Lifting the lid on 'Splinter Cell Blacklist'
A scene from Tom Clancy’s Splinter Cell Blacklist is shown in this handout photo. The made-in-Toronto video game is due out Aug. 20. THE CANADIAN PRESS/ho-Ubisoft
TORONTO - "Splinter Cell" has a new home and leading man for its sixth instalment.
Game development has shifted to Ubisoft Toronto from Montreal, with Eric Johnson ("Rookie Blue" and "Smallville") taking over from the iconic Michael Ironside in the lead role of super operative Sam Fisher.
More importantly, the video game franchise continues to expand and fine-tune its game play. Fans will see the results for themselves on Aug. 20 when "Tom Clancy's Splinter Cell Blacklist" is released.
But change seems good in this case
In "Blacklist," Fisher is back fighting the good fight — this time in charge of Fourth Echelon, described as the "very sharp pointy end of the (anti-terrorist) spear."
A terrorist group known as The Engineers, at the behest of 12 rogue nations, is demanding that the U.S. pull its military from their countries. A shopping list of terrorist strikes, with dates, comes with the threat.
"Splinter Cell," which debuted in 2002, made its mark as a stealth operative game with Fisher using his trademark space-age goggles to wreak havoc from the shadows.
"The lights go out, they come back on and everyone's dead," summed up game director Patrick Redding.
You could also use Fisher's skills to simply avoid being seen by enemies.
"Conviction," the previous "Splinter Cell" game, opened the door to more aggressive play — offering other options than the stealth approach.
"Blacklist" continues that trend, although developers say players will be rewarded more the stealthier they go.
The playing style spectrum varies from ghost (full stealth) to assault (guns a-blazing). Somewhere in the middle lies the so-called panther approach (moving in and out of the shadows to take care of business).
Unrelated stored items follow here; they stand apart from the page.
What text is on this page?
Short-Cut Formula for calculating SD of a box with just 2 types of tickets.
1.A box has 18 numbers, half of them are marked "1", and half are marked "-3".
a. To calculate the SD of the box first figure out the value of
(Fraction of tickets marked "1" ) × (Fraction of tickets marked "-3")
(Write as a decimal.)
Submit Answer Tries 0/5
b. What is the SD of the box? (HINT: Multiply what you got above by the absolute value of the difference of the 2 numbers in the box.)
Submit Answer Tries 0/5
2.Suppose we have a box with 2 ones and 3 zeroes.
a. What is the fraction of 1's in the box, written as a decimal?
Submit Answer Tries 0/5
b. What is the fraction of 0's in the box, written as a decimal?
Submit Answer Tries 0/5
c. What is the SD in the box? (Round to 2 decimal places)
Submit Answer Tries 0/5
Redding says developers have tried to figure out the mix between stealth and action since the franchise started.
They seem to have hit a nice balance in "Blacklist."
"We know the mix we want," said Redding.
Playing a chapter set in an abandoned mill against a rainy London backdrop, it's clear that the ghost or panther approach is the way to go as you elude or dispose of bad guys in working your way down the building.
Getting into a police station to rescue an asset in an earlier portion of the game allows you the option to damn the torpedos and shoot first, although you may find yourself retreating into the shadows to ease the enemy disposal.
Redding says the "Splinter Cell" fan base is among the most passionate in Ubisoft franchises. There are fewer people taking part in the forums than say "Assassin's Creed," but they post more.
"That core group is incredibly protective of the franchise," said Redding.
"I think that that group was nervous, frankly, about the idea that 'Splinter Cell' would move into more action-oriented direction," he added.
But he says the die-hards — after getting over the shock of change —have grown to see the benefits.
"They start to understand some of the value in the evolution of the series. They realize things cannot remain stagnant. ... And I think for a lot of them, what they realize is 'Conviction' introduced some features and some game mechanics that benefit the series."
The new game has been in production for almost three years, with Redding and others arriving in May 2010 to begin production of "Blacklist" at the new Toronto studio.
For Redding, a San Diego native who has spent eight years at Ubisoft, the move to Toronto was a chance to step outside the box while remaining in the Ubisoft family.
It was also a chance to get "a fresh perspective" on the "Splinter Cell" franchise.
"For a lot of us, we were looking for the opportunity to kind of shake things up," said Redding, who was game director for the co-op, multiplayer portion of "Conviction." "We didn't want to become complacent, we didn't want to kind of become the lotus-eaters of the Ubisoft Montreal studio. We wanted to make sure that we were growing and continue to develop.
"So when the new studio opened in Toronto, I think a lot us kind of wiped one tear away — because we all love Montreal, for a lot of us that's home and it's a big city for us — but it was a chance to engage in almost a startup culture. To be the first in the door, to be able to literally flip the lights on for the first time and start filling seats up and be responsible not only for a new game but also for building a new studio culture from the ground up."
Redding says the change in leading man was required by the game's move from voice action to full performance capture (body, face and voice).
"It really elevates the process," he said. "It allows them to bring their best work to the table. And had we simply elected to just dub in a voice, we would have been missing some of that context, for sure.
"As good of an actor as Michael Ironside is, I think he would have been put in a very, very awkward position."